As a rookie Opera fan, I was excited at the possibility of witnessing an Opera performance in Bangalore. I was overly excited that I booked my seats in advance. However there was one little thing that slipped my mind which caused enough embarrassment later on.
Opera has always been the music of the elite. From the birth of Renaissance music to the Romantic era, Vienna was the capital of classical music. I remember reading about composers rushing to Vienna to seek fame and glory. I also recollect reading an article about the opera crowds of today. In spite of all this, how this important factor slipped my mind is beyond me. A thumb rule to attend Opera performance is dress code. People are expected to appear formal.
Imagine my embarrassment as I stepped into the ballroom wearing my usual jeans and tee shirt. I was the only person in the hall sporting an informal uncouth look. Few stares of disapproval were enough to retrace my way to a chair in the corner of the room. To make matters worse, a group of well dressed elderly women made their way towards me. Noticing the advancement of the old-bags in fine clothes and jewels, I made a quick attempt to “phone a friend”. Before I could get that stupid phone from the pouch, I felt a gentle pat on my shoulders. I turned to notice middle aged women perhaps in her 40s smiling at me. Before I could utter a word, she offered me a glass of champagne. I thanked her and tried to pretend that I was on a call. She said “Good evening young man, Are you the photographer for the evening? I was hoping you would take a picture of me and my friends”. Sometimes in life you get such moments where you feel like putting your head in the toilet and flush it out? Well, I felt exactly that. I turned around and explained to her that I was not a photographer. I went on explain her that it slipped my mind about the dress code needed for this event. She smiled and reassured me that it was not my clothes that made her think I was the photographer but the bag I was carrying had “Nikon” written on it. She invited me to join her friends and introduced me around. It turned out that she was chairman of BYC.

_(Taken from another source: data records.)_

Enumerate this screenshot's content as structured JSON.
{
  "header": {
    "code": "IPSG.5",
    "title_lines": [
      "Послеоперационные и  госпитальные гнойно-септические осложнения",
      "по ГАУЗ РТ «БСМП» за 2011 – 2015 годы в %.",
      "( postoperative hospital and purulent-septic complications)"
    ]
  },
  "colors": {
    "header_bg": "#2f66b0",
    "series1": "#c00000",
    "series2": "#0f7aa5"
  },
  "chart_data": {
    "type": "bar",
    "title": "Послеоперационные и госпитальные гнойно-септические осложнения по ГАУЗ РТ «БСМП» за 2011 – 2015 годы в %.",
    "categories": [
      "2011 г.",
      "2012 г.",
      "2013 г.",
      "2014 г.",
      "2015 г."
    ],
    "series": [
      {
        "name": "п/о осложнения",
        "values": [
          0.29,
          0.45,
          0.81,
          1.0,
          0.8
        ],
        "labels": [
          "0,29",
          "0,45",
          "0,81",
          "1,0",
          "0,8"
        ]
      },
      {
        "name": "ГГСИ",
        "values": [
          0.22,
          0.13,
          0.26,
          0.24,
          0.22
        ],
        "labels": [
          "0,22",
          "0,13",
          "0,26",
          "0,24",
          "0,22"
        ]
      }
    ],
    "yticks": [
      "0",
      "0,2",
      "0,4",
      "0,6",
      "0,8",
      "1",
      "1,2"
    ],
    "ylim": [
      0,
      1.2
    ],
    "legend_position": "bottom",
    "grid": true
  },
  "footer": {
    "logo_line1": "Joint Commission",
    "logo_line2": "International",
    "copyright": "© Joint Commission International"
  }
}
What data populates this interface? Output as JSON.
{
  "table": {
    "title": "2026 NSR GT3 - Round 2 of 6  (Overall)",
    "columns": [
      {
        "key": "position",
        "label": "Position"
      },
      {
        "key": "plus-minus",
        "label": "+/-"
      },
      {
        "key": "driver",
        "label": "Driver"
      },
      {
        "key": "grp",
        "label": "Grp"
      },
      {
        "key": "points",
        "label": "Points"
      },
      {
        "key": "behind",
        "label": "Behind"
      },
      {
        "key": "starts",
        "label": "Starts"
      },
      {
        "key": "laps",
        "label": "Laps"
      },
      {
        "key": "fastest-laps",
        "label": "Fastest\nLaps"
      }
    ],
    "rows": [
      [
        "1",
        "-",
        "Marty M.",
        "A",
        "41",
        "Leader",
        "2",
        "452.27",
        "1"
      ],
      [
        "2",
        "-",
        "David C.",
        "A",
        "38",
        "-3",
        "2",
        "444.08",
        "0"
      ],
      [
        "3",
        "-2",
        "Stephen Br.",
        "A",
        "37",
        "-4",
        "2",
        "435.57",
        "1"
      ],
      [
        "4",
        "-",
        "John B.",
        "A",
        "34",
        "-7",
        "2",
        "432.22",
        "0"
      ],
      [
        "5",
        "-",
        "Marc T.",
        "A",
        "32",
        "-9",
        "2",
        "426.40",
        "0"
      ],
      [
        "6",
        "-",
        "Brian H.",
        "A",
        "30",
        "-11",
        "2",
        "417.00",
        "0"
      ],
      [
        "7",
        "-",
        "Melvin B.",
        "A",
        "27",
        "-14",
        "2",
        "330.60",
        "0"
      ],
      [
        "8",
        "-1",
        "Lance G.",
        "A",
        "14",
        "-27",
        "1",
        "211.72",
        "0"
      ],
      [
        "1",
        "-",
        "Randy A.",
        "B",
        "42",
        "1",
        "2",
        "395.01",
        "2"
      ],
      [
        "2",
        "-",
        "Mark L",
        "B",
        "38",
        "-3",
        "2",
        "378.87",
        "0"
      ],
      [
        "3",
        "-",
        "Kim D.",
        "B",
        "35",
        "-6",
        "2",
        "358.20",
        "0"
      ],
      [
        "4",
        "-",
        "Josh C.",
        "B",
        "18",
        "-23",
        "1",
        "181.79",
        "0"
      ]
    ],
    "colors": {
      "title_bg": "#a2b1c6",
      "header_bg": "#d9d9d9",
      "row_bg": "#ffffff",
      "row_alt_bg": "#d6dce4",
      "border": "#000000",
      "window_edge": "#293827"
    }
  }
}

My initial shyness gave way when I realized that I knew a lot more about Opera than these well dressed people. It was matter of time before I started a crash course on History of Opera and famous arias. By the time we stepped into the ballroom for the show, I had few friends amongst these people. The elderly lady who I had met earlier had saved a seat for me. She requested me to explain her about the performance as it would be in Italian and German.
The European Chamber Opera is a well known Opera company promoting operas around the world. I would expect them to be aware of what Operas to play, especially when the crowd is relatively new to this kind of music. To my surprise they performed a shorter version of La Traviata, a tragic love story by Alexander Dumas Verdi. I would have voted for something more upbeat from Puccini or Mozart. Nonetheless it was outstanding but did not impress the crowd. After a brief interval of wine and dessert gulping session, the performers were back on stage to perform some of famous arias from various operas. I could not recognize a few but loved then ones I did. Perhaps the highlight of the evening was splendid performance of “Papagena, papagena, papagena! Weibchen, Taubchen” from Mozart’s Die Zauberflote (The Magic flute). Other performances included Scarlet Pimpernell by Frank Wildhorn, Pinafore by Gilbert and Sullivan, Lakme by Delibes.
It was a fantastic show with great food. As I drove back home, I couldn’t help thinking why they never sang Nessun Dorma!, the world famous aria everyone would be aware of. Before I knew it my mp3 player started off with Pavarotti’s voice singing “Nessun dorma! Nessun dorma! Tu pure, o, Principessa“.